My abstract botanical paintings are suggestive interpretations of vegetation and flowers. Images from nature are usually loosely incorporated within a landscape. My interest in depicting imagery through the lens of abstraction informs my process. The ambiguity created by the composing and dissolving of forms creates a tension between abstraction, figuration, and the illusion of space.

In these paintings, I am drawn to the interplay of an optimistic color palette against a placid background to create painterly botanical environments. These relationships of colors and shapes not typically associated with the depictions of flowers are of great interest to me. My paintings evolve over the course of many layers of paint, obliterating and revealing past histories of thought and action.
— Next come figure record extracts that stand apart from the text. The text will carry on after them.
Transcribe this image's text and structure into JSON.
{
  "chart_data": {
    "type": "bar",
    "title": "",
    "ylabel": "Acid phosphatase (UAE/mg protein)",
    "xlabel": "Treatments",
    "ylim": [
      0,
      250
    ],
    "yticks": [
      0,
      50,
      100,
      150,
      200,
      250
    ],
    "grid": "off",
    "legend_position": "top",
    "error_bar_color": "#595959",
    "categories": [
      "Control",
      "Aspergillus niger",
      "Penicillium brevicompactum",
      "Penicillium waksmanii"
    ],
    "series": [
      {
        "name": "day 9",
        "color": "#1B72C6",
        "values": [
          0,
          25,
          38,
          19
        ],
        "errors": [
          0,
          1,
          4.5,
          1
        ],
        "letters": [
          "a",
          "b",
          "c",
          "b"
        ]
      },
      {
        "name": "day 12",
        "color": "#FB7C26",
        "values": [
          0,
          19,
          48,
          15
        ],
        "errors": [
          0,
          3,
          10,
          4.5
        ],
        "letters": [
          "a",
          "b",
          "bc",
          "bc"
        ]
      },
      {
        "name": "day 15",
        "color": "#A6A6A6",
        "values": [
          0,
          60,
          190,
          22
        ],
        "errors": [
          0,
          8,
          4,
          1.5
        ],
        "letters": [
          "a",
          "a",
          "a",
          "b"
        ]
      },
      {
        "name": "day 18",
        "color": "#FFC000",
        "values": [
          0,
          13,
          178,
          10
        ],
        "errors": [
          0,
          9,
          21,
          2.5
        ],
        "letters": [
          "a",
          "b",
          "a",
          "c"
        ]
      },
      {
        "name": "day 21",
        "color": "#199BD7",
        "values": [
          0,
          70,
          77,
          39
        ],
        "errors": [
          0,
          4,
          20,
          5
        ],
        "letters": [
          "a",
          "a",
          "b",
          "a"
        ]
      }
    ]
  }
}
Through pouring, dripping, scraping and smearing various viscosities of paint, I work to achieve an image that is organic and spontaneous. Raised levels of paint play an active role in defining form and establishing biomorphic shapes. Extended drips of paint serve to imply stems, while gestural, paint-loaded brush strokes suggest petals and blossoms. Through gesture and perception, I create work that is both organic and unrehearsed. My goal is to create works that play between the boundaries of abstraction and representation.

Daniel Phill's work consists of paintings that continue his contemporary exploration of American Abstract Expressionism through the use of botanical imagery.  His bold botanicals have gained the attention of Art in America magazine, which calls them "energetic" and "calmly sinuous."  These elements of his work create dramatic tension in his imagery, giving his paintings a "frantic and brilliant life," says ARTnewsmagazine.  Daniel Phill holds a Masters of Fine Arts in Painting from Stanford University and a Bachelors Degree from the San Francisco Art Institute.  His work is included in the permanent collection of the California Palace of the Legion of Honor Museum in San Francisco, the De Saisset Museum in Santa Clara, the Haggerty Museum in Milwaukee, and the Tucson Museum, as well as numerous private and corporate collections.